Chapter 1

8.8K 865 104
                                    

Derap langkah kaki kecil bergema di rumah keluarga Park pagi itu. Seorang lelaki kecil tengah berlari dengan girangnya menuju kamar saudaranya yang berada di ujung koridor, berseberangan dengan kamar tidurnya.

"Jimin-ah ... Jimin-ah! Kau sudah pulang? Ayo kita bermain bola! Aku sangat merindukanmu," teriaknya terlampau bersemangat tanpa mengerti suasana tiga orang di hadapannya.

Jimin, yang berada di sudut ruangan, terduduk lemas di bawah perlindungan baju yang menutupi seluruh tubuhnya serta bayangan dari lemarinya yang besar. Ibunya terlihat berdiri di samping Jimin, mengusap kepalanya lembut. Sedangkan sang ayah, tengah menemani seorang tukang yang bertugas untuk menutup jendela kamar Jimin dengan kaca khusus yang terlihat lebih gelap, menghalau agar cahaya matahari tidak memasuki kamar itu.

"Jimin-ah ... ayo kita keluar! Kau sudah sembuhkan? Ibu dan ayah jahat sekali tidak mengizinkanku menjengukmu selama di rumah sakit. Aku kan sangat rindu pada saudara kembarku ini."

Taehyung berlutut di hadapan Jimin seraya memelas sedih. Jiminpun tersenyum dibuatnya. Ia menaikkan tangannya untuk mengelus rambut hitam saudara kembarnya itu.
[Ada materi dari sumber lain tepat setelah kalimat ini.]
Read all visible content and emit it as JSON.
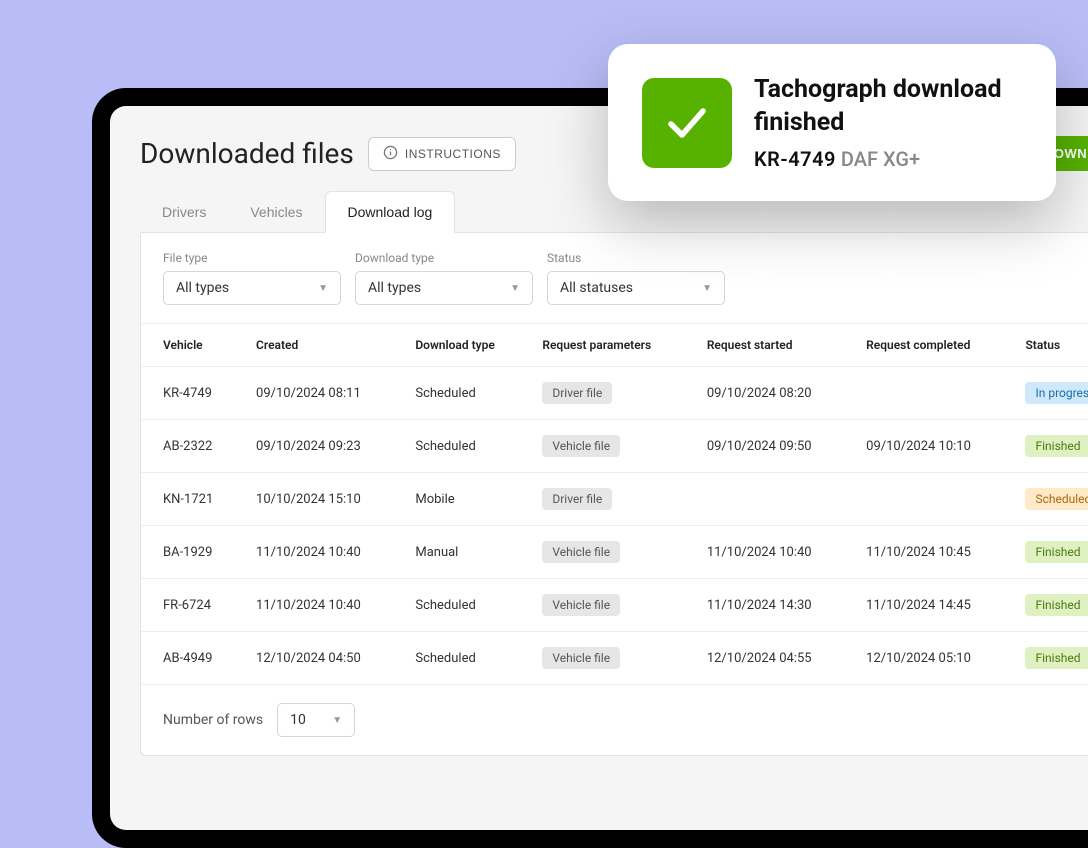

"Aku juga merindukanmu, Tae," ujarnya dengan suara serak.

"Kau masih sakit? Kenapa suaramu serak? Yasudah kita bermain bola nanti sore saja, bagaimana?"

Jimin tak berani untuk mengatakan kebenaran pada saudara kembarnya itu. Dengan air mata yang menumpuk di pelupuk mata indahnya, ia menatap sang ibu untuk meminta tolong. Sang ibupun mengerti dan ia berjongkok di hadapan Taehyung untuk menyamai tingginya.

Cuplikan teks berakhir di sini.